DWA: Dating with Acne May 13 2016, 0 Comments
I write this post somewhat in humor, but at the same time entirely serious. Dating with acne has led to some true horror stories. Below, I share one of my most cringe-worthy experiences to date.
I was twenty three when “Brad” picked me up one Saturday night. He had initially wanted to catch the sunset at a local beach, but I made up some excuse for why I couldn’t go out until the sun went down (that would be wayyy too much light on my face, I thought.) So we drove to a restaurant instead.
While he was driving, our conversations flowed naturally. I felt confident and excited. Then, when we got out of the car and walked into the restaurant he had chosen, my heart sunk. The lighting was like a dermatologist’s office: insanely bright.

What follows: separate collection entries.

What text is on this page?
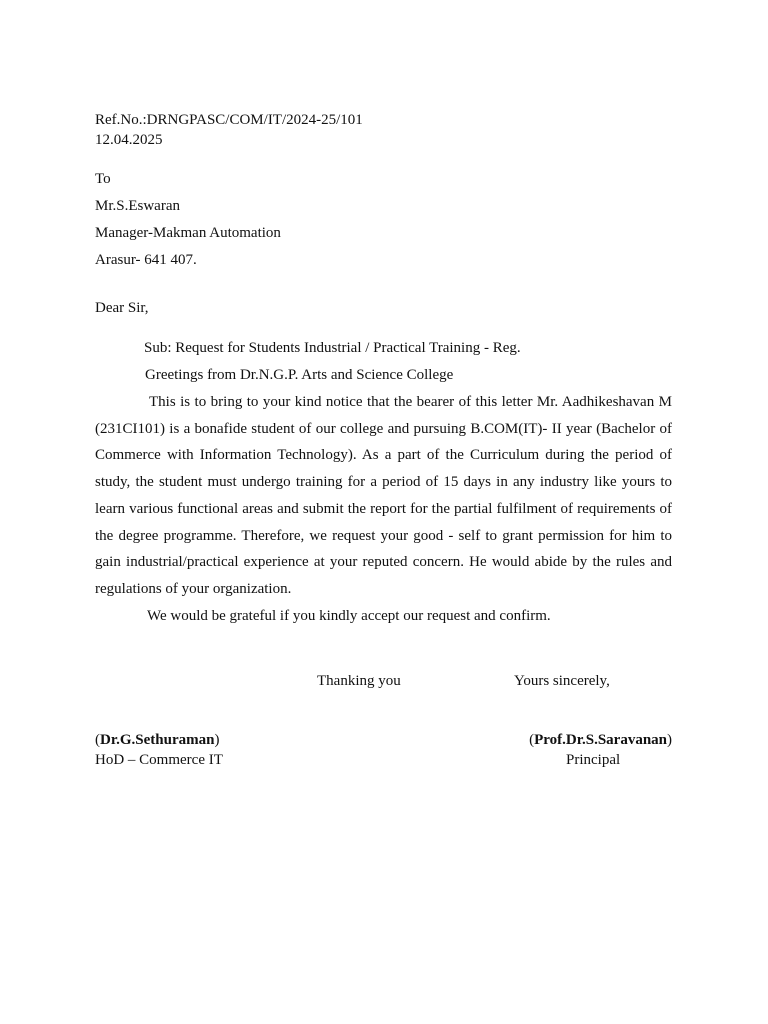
Ref.No.:DRNGPASC/COM/IT/2024-25/101
12.04.2025
To
Mr.S.Eswaran
Manager-Makman Automation
Arasur- 641 407.
Dear Sir,
Sub: Request for Students Industrial / Practical Training - Reg.
Greetings from Dr.N.G.P. Arts and Science College

This is to bring to your kind notice that the bearer of this letter Mr. Aadhikeshavan M (231CI101) is a bonafide student of our college and pursuing B.COM(IT)- II year (Bachelor of Commerce with Information Technology). As a part of the Curriculum during the period of study, the student must undergo training for a period of 15 days in any industry like yours to learn various functional areas and submit the report for the partial fulfilment of requirements of the degree programme. Therefore, we request your good - self to grant permission for him to gain industrial/practical experience at your reputed concern. He would abide by the rules and regulations of your organization.

We would be grateful if you kindly accept our request and confirm.
Thanking you	Yours sincerely,
(Dr.G.Sethuraman)	(Prof.Dr.S.Saravanan)
HoD – Commerce IT	Principal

We sat down and I threw some words at Brad from behind the menu, trying to play it off like I was just really fascinated with the food choices. He didn’t seem to think anything of it.
As the dinner went on, he and I continued to talk about some of the conversations that had started in the car: my job, his job, our families, our hobbies, etc. I was having fun, and from the looks of it, so was he. And then, (because why not have something embarrassing happen on a first date?) as I went for another bite of soup, a bit dribbled down my chin, and a hastily wiped it away while Brad wasn’t looking. But, to my horror, it happened to land directly on a pimple I had concealed, and when I wiped away the food, I wiped away the makeup that concealed it. Crap.

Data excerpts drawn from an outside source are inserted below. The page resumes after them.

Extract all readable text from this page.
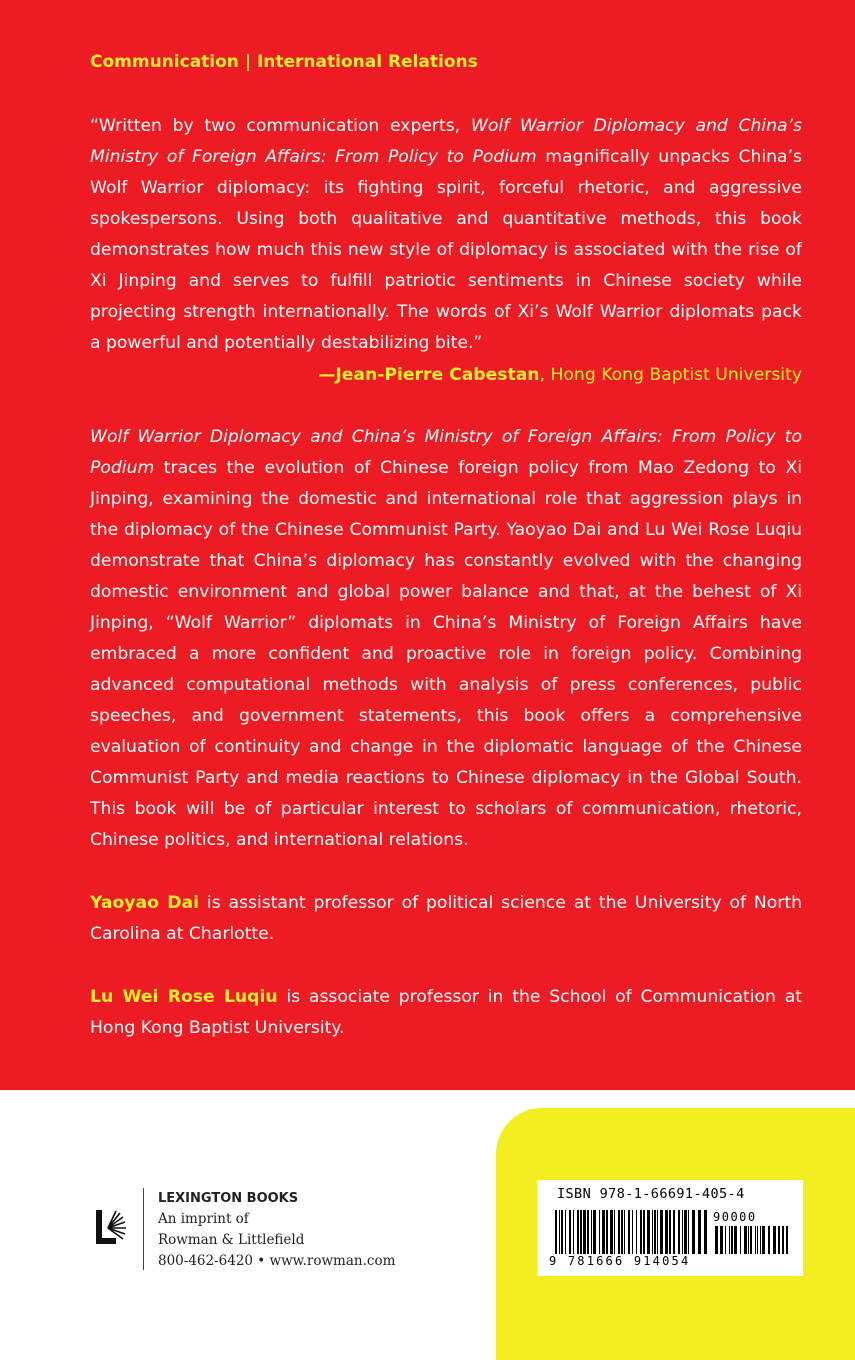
Communication | International Relations
“Written by two communication experts, Wolf Warrior Diplomacy and China’s Ministry of Foreign Affairs: From Policy to Podium magnifically unpacks China’s Wolf Warrior diplomacy: its fighting spirit, forceful rhetoric, and aggressive spokespersons. Using both qualitative and quantitative methods, this book demonstrates how much this new style of diplomacy is associated with the rise of Xi Jinping and serves to fulfill patriotic sentiments in Chinese society while projecting strength internationally. The words of Xi’s Wolf Warrior diplomats pack a powerful and potentially destabilizing bite.”
—Jean-Pierre Cabestan, Hong Kong Baptist University
Wolf Warrior Diplomacy and China’s Ministry of Foreign Affairs: From Policy to Podium traces the evolution of Chinese foreign policy from Mao Zedong to Xi Jinping, examining the domestic and international role that aggression plays in the diplomacy of the Chinese Communist Party. Yaoyao Dai and Lu Wei Rose Luqiu demonstrate that China’s diplomacy has constantly evolved with the changing domestic environment and global power balance and that, at the behest of Xi Jinping, “Wolf Warrior” diplomats in China’s Ministry of Foreign Affairs have embraced a more confident and proactive role in foreign policy. Combining advanced computational methods with analysis of press conferences, public speeches, and government statements, this book offers a comprehensive evaluation of continuity and change in the diplomatic language of the Chinese Communist Party and media reactions to Chinese diplomacy in the Global South. This book will be of particular interest to scholars of communication, rhetoric, Chinese politics, and international relations.
Yaoyao Dai is assistant professor of political science at the University of North Carolina at Charlotte.
Lu Wei Rose Luqiu is associate professor in the School of Communication at Hong Kong Baptist University.
ISBN 978-1-66691-405-4
90000
9 781666 914054
LEXINGTON BOOKS
An imprint of
Rowman & Littlefield
800-462-6420 • www.rowman.com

To my horror, Brad looked up, and his eyes went from my gaze to my chin. I felt like someone had punched me in the stomach. Stay calm, I thought. It’s just a pimple. We carried on with dessert, talking easily through the night (aside from the fact that I couldn’t stop thinking about the giant red monster on my chin), and we eventually went back to the car. Brad was going to take me home, since I had to be up really early to go to work.
Overall, the night went really well, and I knew I wanted to see Brad again. As he walked me to my apartment, he leaned in to give me a kiss, and under my dim porch light, I saw his eyes widen. “Are you ok? You’re bleeding!” Huh? I thought. No I’m not. I feel fine. And just as I thought that, I felt a warm liquid drip down my chin. Kill. Me. Now.

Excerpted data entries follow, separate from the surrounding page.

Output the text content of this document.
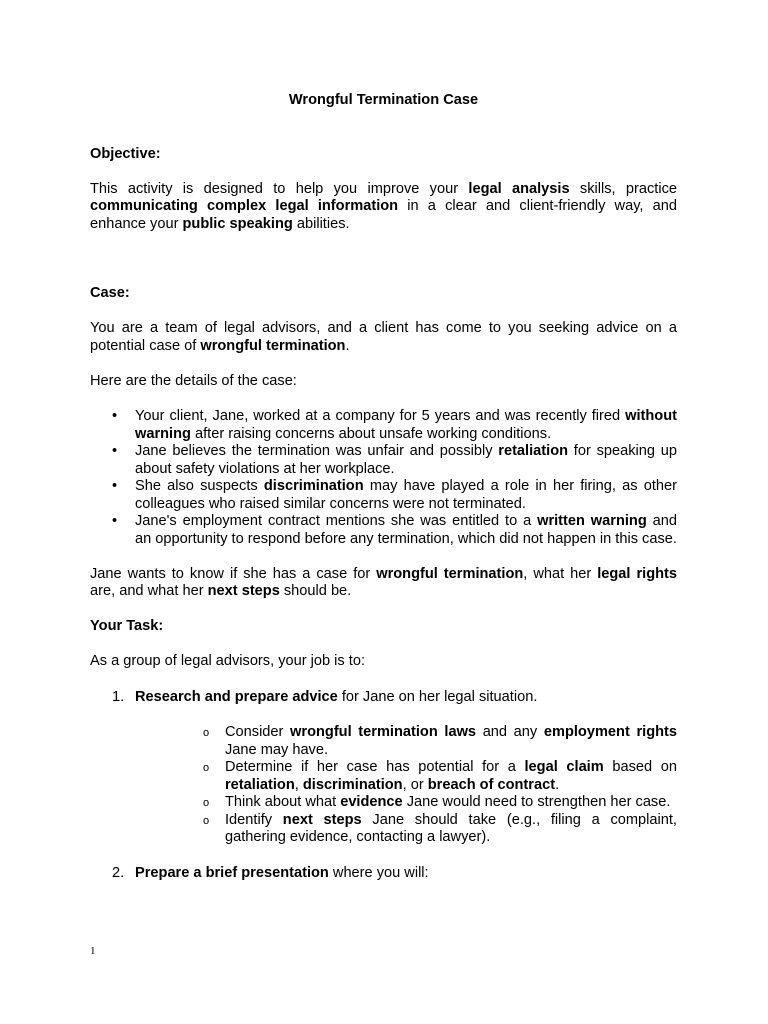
Wrongful Termination Case

Objective:

This activity is designed to help you improve your legal analysis skills, practice communicating complex legal information in a clear and client-friendly way, and enhance your public speaking abilities.

Case:

You are a team of legal advisors, and a client has come to you seeking advice on a potential case of wrongful termination.

Here are the details of the case:

• Your client, Jane, worked at a company for 5 years and was recently fired without warning after raising concerns about unsafe working conditions.
• Jane believes the termination was unfair and possibly retaliation for speaking up about safety violations at her workplace.
• She also suspects discrimination may have played a role in her firing, as other colleagues who raised similar concerns were not terminated.
• Jane's employment contract mentions she was entitled to a written warning and an opportunity to respond before any termination, which did not happen in this case.

Jane wants to know if she has a case for wrongful termination, what her legal rights are, and what her next steps should be.

Your Task:

As a group of legal advisors, your job is to:

1. Research and prepare advice for Jane on her legal situation.
o Consider wrongful termination laws and any employment rights Jane may have.
o Determine if her case has potential for a legal claim based on retaliation, discrimination, or breach of contract.
o Think about what evidence Jane would need to strengthen her case.
o Identify next steps Jane should take (e.g., filing a complaint, gathering evidence, contacting a lawyer).
2. Prepare a brief presentation where you will:
1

I’m mumbled something like, “Ah, I’m going to go see what it is. Sorry. Call me. Let’s do this again.” And, without looking back, I jammed my key into my door and ran to the restroom, horrified.
A week went by before I had heard anything from Brad. Finally, I received a text saying, “Hey. I had a lot of fun the other night. I just want you to know that you don’t have to feel awkward about what happened. My little sister has acne and I know how that can go.” I guess I was supposed to feel comforted by this, but all I could think was, Your little sister?! The one you said was 14? You just compared me to someone who is almost ten years younger than me… who you’re related to? I replied with a “Thanks. Sorry about the other night. I had a lot of fun before that, though.”
Brad texted me a few times after that, and I responded. We never did go on another date, though. And, months later, I saw him in town with another girl. They looked to be in a legitimate relationship, and all I could think of was how that could have been me, had my chin waited just a bit longer to bleed. I say this all in humor, but I was mortified when it happened. And that’s just one of my DWA stories.